According to standard ACMG guidelines the rule for BP4 is: 'Multiple lines of computational evidence suggest no impact'. The evidence for this variant shows: in silico tools (CADD, PolyPhen, SpliceAI, REVEL) predict benign or minimal impact. Therefore, this criterion is applied at Supporting strength because computational data do not support a deleterious effect.

BP5

BP5 (Not Applied)

According to standard ACMG guidelines the rule for BP5 is: 'Variant found in a case with an alternate molecular basis for disease'. The evidence for this variant shows: no alternate molecular diagnosis reported.

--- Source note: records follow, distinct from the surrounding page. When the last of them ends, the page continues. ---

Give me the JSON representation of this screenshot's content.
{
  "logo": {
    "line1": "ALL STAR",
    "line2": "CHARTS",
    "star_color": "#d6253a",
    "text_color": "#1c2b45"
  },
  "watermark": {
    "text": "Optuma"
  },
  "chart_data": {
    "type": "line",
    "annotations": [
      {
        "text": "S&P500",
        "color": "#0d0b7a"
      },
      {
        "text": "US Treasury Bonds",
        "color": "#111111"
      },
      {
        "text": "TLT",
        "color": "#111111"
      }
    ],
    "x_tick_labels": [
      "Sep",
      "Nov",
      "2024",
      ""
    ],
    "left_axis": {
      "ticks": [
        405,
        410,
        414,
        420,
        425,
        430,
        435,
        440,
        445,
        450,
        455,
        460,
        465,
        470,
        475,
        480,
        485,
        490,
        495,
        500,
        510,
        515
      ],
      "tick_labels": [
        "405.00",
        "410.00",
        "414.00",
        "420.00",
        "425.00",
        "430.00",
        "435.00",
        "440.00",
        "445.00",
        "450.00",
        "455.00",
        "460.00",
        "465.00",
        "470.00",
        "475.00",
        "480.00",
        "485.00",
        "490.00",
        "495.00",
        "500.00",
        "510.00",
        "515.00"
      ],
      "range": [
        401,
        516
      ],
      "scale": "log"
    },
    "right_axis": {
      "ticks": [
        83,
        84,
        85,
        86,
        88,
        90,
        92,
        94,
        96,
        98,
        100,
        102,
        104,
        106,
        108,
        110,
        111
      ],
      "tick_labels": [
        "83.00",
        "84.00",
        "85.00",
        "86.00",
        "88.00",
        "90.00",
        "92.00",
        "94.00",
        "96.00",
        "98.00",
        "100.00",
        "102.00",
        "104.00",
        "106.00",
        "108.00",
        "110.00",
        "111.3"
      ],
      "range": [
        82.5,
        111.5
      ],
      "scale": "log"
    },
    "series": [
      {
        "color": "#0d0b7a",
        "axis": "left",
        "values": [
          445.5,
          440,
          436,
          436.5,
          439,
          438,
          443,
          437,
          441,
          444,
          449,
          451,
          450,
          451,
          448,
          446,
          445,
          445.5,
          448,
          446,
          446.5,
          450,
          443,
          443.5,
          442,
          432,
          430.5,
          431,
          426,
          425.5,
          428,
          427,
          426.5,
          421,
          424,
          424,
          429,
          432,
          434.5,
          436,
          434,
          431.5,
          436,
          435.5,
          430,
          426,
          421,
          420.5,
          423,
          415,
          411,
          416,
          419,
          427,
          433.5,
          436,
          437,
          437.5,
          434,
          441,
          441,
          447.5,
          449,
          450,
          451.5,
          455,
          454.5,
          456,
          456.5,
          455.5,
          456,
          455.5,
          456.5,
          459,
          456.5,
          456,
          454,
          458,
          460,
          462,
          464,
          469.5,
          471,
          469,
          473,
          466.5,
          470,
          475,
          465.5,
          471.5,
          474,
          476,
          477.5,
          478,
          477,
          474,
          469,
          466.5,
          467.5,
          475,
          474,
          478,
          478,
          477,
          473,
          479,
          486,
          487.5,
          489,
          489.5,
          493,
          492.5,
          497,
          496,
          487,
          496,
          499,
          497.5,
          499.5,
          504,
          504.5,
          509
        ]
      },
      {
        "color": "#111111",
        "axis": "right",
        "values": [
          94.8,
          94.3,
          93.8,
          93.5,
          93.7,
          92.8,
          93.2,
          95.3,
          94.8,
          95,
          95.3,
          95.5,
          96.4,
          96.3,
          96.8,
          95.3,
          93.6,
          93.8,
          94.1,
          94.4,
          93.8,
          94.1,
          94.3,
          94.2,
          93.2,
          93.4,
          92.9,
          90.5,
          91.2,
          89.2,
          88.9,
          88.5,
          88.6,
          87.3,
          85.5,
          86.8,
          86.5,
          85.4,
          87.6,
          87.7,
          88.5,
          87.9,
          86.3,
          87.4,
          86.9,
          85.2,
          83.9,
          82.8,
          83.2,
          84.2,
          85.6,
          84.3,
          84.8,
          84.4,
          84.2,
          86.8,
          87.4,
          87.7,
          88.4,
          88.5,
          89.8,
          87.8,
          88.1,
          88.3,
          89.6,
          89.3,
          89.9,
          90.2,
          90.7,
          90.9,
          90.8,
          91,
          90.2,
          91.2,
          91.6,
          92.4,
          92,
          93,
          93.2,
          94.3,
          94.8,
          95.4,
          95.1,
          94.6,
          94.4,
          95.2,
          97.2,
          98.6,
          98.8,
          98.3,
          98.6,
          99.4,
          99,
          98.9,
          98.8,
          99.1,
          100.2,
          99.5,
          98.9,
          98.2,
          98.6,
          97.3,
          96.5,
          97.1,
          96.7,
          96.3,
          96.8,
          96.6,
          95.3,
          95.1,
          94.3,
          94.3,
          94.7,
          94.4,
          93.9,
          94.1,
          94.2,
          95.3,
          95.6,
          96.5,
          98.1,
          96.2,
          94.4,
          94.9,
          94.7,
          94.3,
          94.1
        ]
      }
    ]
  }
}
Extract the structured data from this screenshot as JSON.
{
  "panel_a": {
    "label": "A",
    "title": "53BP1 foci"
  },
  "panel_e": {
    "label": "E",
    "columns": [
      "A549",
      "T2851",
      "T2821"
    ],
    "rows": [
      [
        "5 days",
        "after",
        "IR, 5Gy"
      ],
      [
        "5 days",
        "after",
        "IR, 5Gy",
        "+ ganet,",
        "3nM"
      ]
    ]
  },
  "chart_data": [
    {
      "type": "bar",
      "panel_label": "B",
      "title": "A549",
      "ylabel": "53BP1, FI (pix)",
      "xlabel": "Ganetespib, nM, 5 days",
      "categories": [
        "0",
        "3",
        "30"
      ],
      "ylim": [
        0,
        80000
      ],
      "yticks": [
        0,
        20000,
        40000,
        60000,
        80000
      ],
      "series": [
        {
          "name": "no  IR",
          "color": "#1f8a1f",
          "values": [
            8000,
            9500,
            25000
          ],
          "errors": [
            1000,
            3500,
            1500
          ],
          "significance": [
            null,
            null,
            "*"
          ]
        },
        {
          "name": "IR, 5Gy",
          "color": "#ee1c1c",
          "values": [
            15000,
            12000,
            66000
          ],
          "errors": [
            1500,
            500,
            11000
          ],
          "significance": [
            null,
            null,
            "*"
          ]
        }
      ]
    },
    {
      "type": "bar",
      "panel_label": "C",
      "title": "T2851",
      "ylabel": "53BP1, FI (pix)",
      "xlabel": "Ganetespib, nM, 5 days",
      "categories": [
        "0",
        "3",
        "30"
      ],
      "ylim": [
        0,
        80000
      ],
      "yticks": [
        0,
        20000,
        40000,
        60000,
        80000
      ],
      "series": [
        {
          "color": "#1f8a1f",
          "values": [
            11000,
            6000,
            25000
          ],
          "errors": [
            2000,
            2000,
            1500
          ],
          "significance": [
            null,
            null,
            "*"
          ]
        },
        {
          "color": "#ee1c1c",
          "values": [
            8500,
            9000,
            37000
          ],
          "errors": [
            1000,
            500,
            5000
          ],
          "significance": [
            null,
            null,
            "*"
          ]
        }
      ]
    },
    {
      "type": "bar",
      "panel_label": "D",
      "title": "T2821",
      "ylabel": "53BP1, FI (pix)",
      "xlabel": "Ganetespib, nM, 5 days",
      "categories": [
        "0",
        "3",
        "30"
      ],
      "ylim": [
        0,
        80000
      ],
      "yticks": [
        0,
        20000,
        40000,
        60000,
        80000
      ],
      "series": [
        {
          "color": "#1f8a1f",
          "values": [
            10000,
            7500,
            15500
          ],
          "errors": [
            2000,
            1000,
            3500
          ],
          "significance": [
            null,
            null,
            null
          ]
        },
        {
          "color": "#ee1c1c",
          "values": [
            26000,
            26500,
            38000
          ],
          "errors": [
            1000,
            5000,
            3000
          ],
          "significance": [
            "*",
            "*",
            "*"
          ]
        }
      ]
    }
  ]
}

Therefore, this criterion is not applied.

BP6

BP6 (Not Applied)

According to standard ACMG guidelines the rule for BP6 is: 'Reputable source reports variant as benign, but without accessible evidence'. The evidence for this variant shows: no such reports. Therefore, this criterion is not applied.

BP7

BP7 (Not Applied)

According to standard ACMG guidelines the rule for BP7 is: 'Synonymous variant with no predicted impact on splicing'. The evidence for this variant shows: it is a missense change. Therefore, this criterion is not applied.